A cada aceleração, o motor rugia como um verdadeiro predador. Quando o cronômetro suíço registrou a marca de 212,903 km/h, o Brasil entrou para a história do automobilismo. Este foi o primeiro recorde nacional de velocidade absoluta, homologado de acordo com os padrões internacionais.

O Legado do Carcará

O Carcará não foi apenas um marco de velocidade. Ele representou o auge da criatividade e da engenharia brasileira em uma época de recursos limitados.
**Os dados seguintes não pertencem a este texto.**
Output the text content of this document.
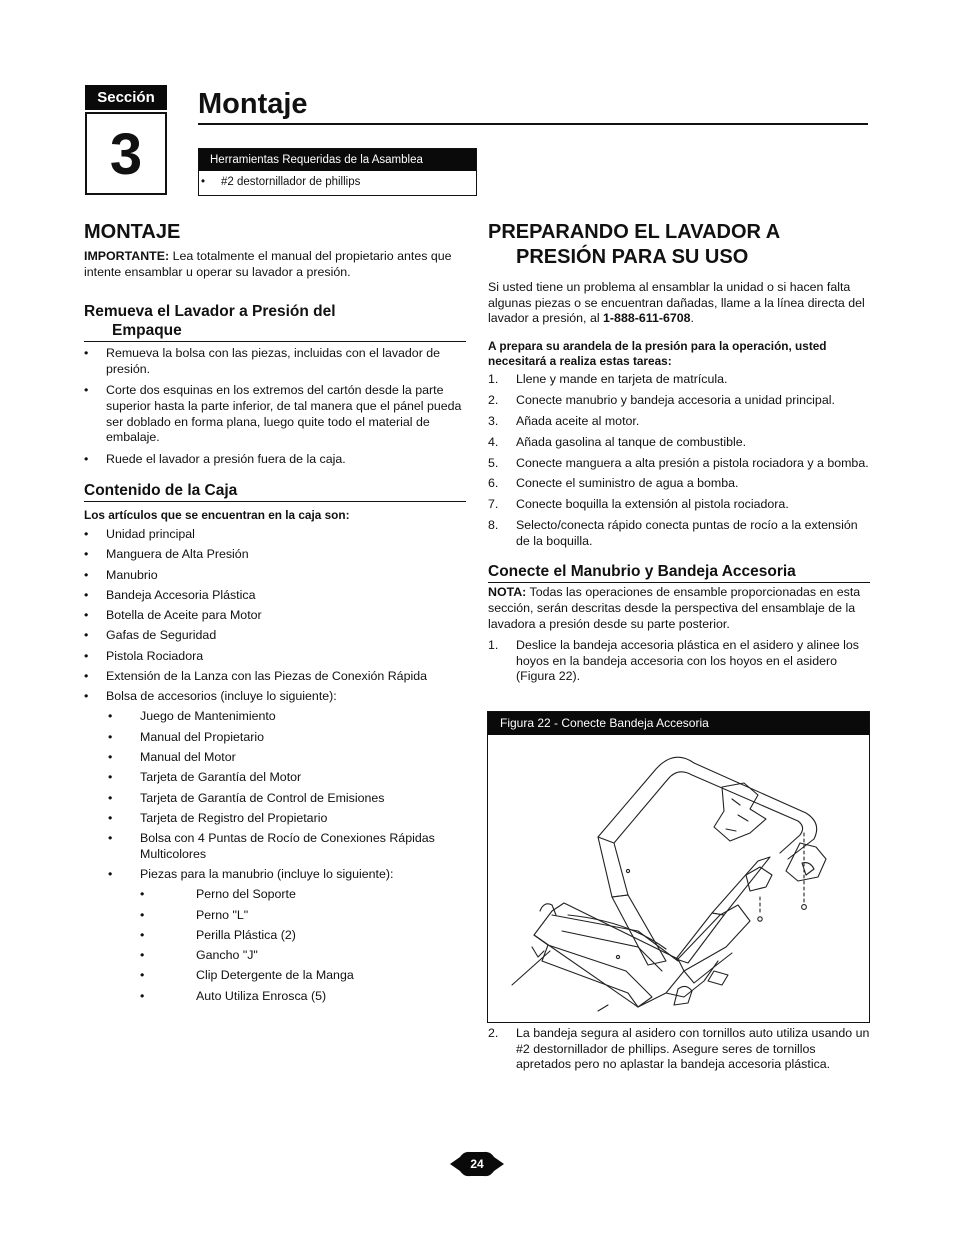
Sección
3
Montaje
Herramientas Requeridas de la Asamblea
• #2 destornillador de phillips
MONTAJE

IMPORTANTE: Lea totalmente el manual del propietario antes que intente ensamblar u operar su lavador a presión.

Remueva el Lavador a Presión del
Empaque
• Remueva la bolsa con las piezas, incluidas con el lavador de presión.
• Corte dos esquinas en los extremos del cartón desde la parte superior hasta la parte inferior, de tal manera que el pánel pueda ser doblado en forma plana, luego quite todo el material de embalaje.
• Ruede el lavador a presión fuera de la caja.
Contenido de la Caja

Los artículos que se encuentran en la caja son:

• Unidad principal
• Manguera de Alta Presión
• Manubrio
• Bandeja Accesoria Plástica
• Botella de Aceite para Motor
• Gafas de Seguridad
• Pistola Rociadora
• Extensión de la Lanza con las Piezas de Conexión Rápida
• Bolsa de accesorios (incluye lo siguiente):
• Juego de Mantenimiento
• Manual del Propietario
• Manual del Motor
• Tarjeta de Garantía del Motor
• Tarjeta de Garantía de Control de Emisiones
• Tarjeta de Registro del Propietario
• Bolsa con 4 Puntas de Rocío de Conexiones Rápidas Multicolores
• Piezas para la manubrio (incluye lo siguiente):
• Perno del Soporte
• Perno "L"
• Perilla Plástica (2)
• Gancho "J"
• Clip Detergente de la Manga
• Auto Utiliza Enrosca (5)
PREPARANDO EL LAVADOR A
PRESIÓN PARA SU USO

Si usted tiene un problema al ensamblar la unidad o si hacen falta algunas piezas o se encuentran dañadas, llame a la línea directa del lavador a presión, al 1-888-611-6708.

A prepara su arandela de la presión para la operación, usted necesitará a realiza estas tareas:

1. Llene y mande en tarjeta de matrícula.
2. Conecte manubrio y bandeja accesoria a unidad principal.
3. Añada aceite al motor.
4. Añada gasolina al tanque de combustible.
5. Conecte manguera a alta presión a pistola rociadora y a bomba.
6. Conecte el suministro de agua a bomba.
7. Conecte boquilla la extensión al pistola rociadora.
8. Selecto/conecta rápido conecta puntas de rocío a la extensión de la boquilla.
Conecte el Manubrio y Bandeja Accesoria

NOTA: Todas las operaciones de ensamble proporcionadas en esta sección, serán descritas desde la perspectiva del ensamblaje de la lavadora a presión desde su parte posterior.

1. Deslice la bandeja accesoria plástica en el asidero y alinee los hoyos en la bandeja accesoria con los hoyos en el asidero (Figura 22).
Figura 22 - Conecte Bandeja Accesoria
2. La bandeja segura al asidero con tornillos auto utiliza usando un #2 destornillador de phillips. Asegure seres de tornillos apretados pero no aplastar la bandeja accesoria plástica.
24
O projeto mostrou que, com determinação e talento, era possível competir em um cenário dominado por potências estrangeiras.

Hoje, em 2025, o Carcará é lembrado como uma lenda do automobilismo nacional. Ele inspira novas gerações de engenheiros, pilotos e entusiastas. Seu legado é celebrado em exposições e eventos dedicados à história dos esportes a motor no Brasil.

Conclusão

Créditos: Reprodução

Relembrar o Carcará em 2025 é celebrar uma era de inovação e paixão pelo automobilismo no Brasil. Ele foi mais do que um carro; foi um símbolo de coragem e determinação, características tão presentes no espírito brasileiro.

A cada nova geração de veículos e pilotos, o legado do Carcará continua vivo, inspirando aqueles que acreditam que os limites existem apenas para serem superados. Seja você um entusiasta ou apenas um admirador da história automotiva, o Carcará é um capítulo essencial do Brasil nas pistas.

Se o Carcará bateu seu recorde em 1966 com tecnologia limitada e muita criatividade, imagine o que ainda está por vir no mundo automobilístico, onde inovação e ousadia continuam guiando os apaixonados pela velocidade.